Vapor Liquid Equilibrium Calculator

Calculator Inputs

Use Antoine constants for two components, choose a mode, then calculate bubble or dew conditions. The calculator accepts bar/K or mmHg/°C Antoine forms.

Component 1 Name

Component 2 Name

Antoine Basis

Component 1 Antoine A

Component 1 Antoine B

Component 1 Antoine C

Component 2 Antoine A

Component 2 Antoine B

Component 2 Antoine C

Calculation Mode

Temperature (°C)

Pressure (kPa)

Component 1 Fraction

Use liquid x1 for bubble modes and vapor y1 for dew modes.
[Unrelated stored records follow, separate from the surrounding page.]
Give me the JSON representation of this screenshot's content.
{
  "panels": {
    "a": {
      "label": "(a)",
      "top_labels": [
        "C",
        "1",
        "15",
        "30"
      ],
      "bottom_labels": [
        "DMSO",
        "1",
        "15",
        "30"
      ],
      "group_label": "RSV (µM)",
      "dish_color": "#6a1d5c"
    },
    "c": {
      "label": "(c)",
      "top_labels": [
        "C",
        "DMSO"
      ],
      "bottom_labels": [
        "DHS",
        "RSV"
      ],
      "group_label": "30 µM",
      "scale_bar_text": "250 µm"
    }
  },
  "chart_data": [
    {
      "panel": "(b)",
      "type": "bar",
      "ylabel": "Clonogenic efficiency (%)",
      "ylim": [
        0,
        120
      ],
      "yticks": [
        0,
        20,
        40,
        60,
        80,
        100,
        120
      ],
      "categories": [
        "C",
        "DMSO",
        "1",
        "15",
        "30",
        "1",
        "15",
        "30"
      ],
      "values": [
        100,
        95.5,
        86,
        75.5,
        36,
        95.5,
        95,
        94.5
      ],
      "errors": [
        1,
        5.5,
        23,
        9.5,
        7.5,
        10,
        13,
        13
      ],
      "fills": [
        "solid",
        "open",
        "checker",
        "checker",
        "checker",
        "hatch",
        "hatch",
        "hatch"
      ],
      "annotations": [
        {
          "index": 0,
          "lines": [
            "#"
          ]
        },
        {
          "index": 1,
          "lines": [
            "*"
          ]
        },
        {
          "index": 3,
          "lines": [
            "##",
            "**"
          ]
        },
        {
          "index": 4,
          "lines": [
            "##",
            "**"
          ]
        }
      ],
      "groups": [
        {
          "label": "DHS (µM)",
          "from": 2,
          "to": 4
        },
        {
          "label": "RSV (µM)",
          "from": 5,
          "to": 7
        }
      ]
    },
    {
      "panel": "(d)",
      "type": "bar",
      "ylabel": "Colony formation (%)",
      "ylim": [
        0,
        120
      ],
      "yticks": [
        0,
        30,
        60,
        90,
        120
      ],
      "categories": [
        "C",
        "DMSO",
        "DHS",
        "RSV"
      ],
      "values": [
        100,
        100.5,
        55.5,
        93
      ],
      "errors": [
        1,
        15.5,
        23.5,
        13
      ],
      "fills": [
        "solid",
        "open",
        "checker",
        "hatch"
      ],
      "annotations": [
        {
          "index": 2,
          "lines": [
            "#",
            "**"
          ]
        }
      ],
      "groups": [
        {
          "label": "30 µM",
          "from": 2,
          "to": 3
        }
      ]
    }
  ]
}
Solver Minimum Temperature (°C)

Solver Maximum Temperature (°C)

Example Data Table

Example values below use benzene and toluene with Antoine constants in the bar/K form. These examples help verify data entry and expected outputs.

Mode	Basis Input	Calculated Output	Notes
Bubble pressure	T = 95 °C, x1 = 0.40	P = 100.8938 kPa, y1 = 0.6219	Benzene richer in vapor phase.
Dew pressure	T = 95 °C, y1 = 0.55	P = 94.4840 kPa, x1 = 0.3313	Liquid phase is leaner in benzene.
Bubble temperature	P = 101.325 kPa, x1 = 0.40	T = 97.3904 °C, y1 = 0.5480	Boiling starts at this temperature.
Dew temperature	P = 101.325 kPa, y1 = 0.55	T = 97.3323 °C, x1 = 0.3330	Condensation starts at this temperature.

Formula Used

Antoine equation

For bar/K input: log10(Psat) = A − B / (TK + C). For mmHg/°C input: log10(Psat) = A − B / (TC + C).

Raoult law

For each component, yi P = xi Psat,i. This assumes an ideal liquid phase and low-pressure ideal vapor behavior.

Bubble pressure

P = x1 Psat,1 + x2 Psat,2 and y1 = x1 Psat,1 / P.

Dew pressure

1 / P = y1 / Psat,1 + y2 / Psat,2 and x1 = y1 P / Psat,1.

Bubble temperature

Solve x1 Psat,1(T) + x2 Psat,2(T) = P using a bisection root finder.

Dew temperature

Solve y1 P / Psat,1(T) + y2 P / Psat,2(T) = 1 using a bisection root finder.

How to Use This Calculator

Enter the names of the two components.
Select the Antoine basis that matches your constants.
Type Antoine A, B, and C values for both components.
Choose bubble pressure, dew pressure, bubble temperature, or dew temperature mode.
Enter the known temperature or pressure.
Provide the component 1 composition as x1 for bubble mode or y1 for dew mode.
For temperature solving modes, set realistic minimum and maximum temperatures.
Click the calculate button to show results above the form.
Use the export buttons to save CSV or PDF reports.

Frequently Asked Questions

1. What does this calculator solve?

It solves bubble pressure, dew pressure, bubble temperature, and dew temperature for a binary mixture under ideal vapor liquid equilibrium assumptions.

2. Which thermodynamic model is used?

The calculator uses Antoine vapor pressure relations and Raoult law. It is best for ideal or nearly ideal liquid mixtures at moderate pressures.

3. Can I use textbook Antoine constants?

Yes. Choose the correct Antoine basis first. The calculator supports constants expressed in bar with Kelvin or in mmHg with Celsius.

4. Why do temperature modes need bounds?

Bubble and dew temperature problems are solved numerically. Reasonable lower and upper temperature limits help the solver find the correct equilibrium root.

5. What is the difference between x1 and y1?

x1 is the liquid-phase mole fraction of component 1. y1 is the vapor-phase mole fraction of component 1 at equilibrium.

6. What do K values mean here?

Each K value equals Psat divided by system pressure for the ideal model. Larger K usually means stronger volatility into the vapor phase.

7. When should I avoid this tool?

Avoid it for strongly nonideal systems, azeotropes, high-pressure systems, or cases requiring activity coefficients, equations of state, or fugacity corrections.

8. What can I export?

You can export a summary report and the equilibrium sweep table as CSV or PDF for reports, design reviews, and class assignments.